I was inspired to go into ministry while working in a residential shelter with abused and abandoned children under the age of 5. I was inspired by the resilience of their spirits, and the power of love to heal what was broken in them. (I also saw clearly the limits to what love could do, when they were sent back to their families of origin, and the violence cycle repeated and they came back, over and over again.) I became a minister because I wanted to make a life where I could unapologetically make it my priority to contribute more love into the world.
For those young ones at the shelter, a sense of safety was absent from earliest memory in their homes. Their homes were the furthest thing from sanctuary imaginable. Yet, as we provided structure and love, we would watch them bend towards it, as sunflowers bend towards the light. As they slowly relaxed into the care provided by a staff of multiple people present around the clock with nothing to do but care for them, we saw remarkable changes in them. It was clear that, given the choice, they would choose love, even if they had to test that love relentlessly before they could believe it.
Loving them could be challenging—these kids knew how to push every single button imaginable and some I could never have thought of to stay in the terrain that was familiar to them—terrain where the adults in the room were angry or neglectful and the children were punished. I know that, alone, I could never have provided adequate resistance to their incessant testing.
The operating theory at the shelter was that, often, if kids’ behavior seemed inexplicable, we should look to what we, the staff, were doing with ourselves and each other. Often the solution to improving their behavior was improving our own communications, attention, care for each other. Without verbalizing what they were doing, the managers of this facility were teaching us about family systems, and without knowing it, I became a big believer in systems analysis. One of the shelter’s mantras was “99% of your control of the children comes from your relationship with them.” It was a highly relational environment.

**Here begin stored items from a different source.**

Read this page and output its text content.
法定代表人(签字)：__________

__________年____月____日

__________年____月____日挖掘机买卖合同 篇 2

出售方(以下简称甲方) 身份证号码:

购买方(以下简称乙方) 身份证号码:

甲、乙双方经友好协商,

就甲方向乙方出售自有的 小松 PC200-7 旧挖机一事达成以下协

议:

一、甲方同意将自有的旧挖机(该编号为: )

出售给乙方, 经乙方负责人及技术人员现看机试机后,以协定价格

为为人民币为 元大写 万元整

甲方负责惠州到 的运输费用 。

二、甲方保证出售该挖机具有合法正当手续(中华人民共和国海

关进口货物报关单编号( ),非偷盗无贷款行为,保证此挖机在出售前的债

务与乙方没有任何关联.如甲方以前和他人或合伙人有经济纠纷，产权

As we work to make this congregation a sanctuary for ourselves, one another, and the wider community, thinking about our own relationships here is helpful. We, the interim ministerial troika, are working to know as many of you as we can, and yet we won’t be deepening into the kind of long term relationships with you that your settled minister eventually will. Building strong relationships with one another is a vital task for you to accomplish this year, and one that only you can do! None of us can create sanctuaries alone. We need one another for this most sacred task of learning how to love. I’m thrilled to be here, learning with you, this year.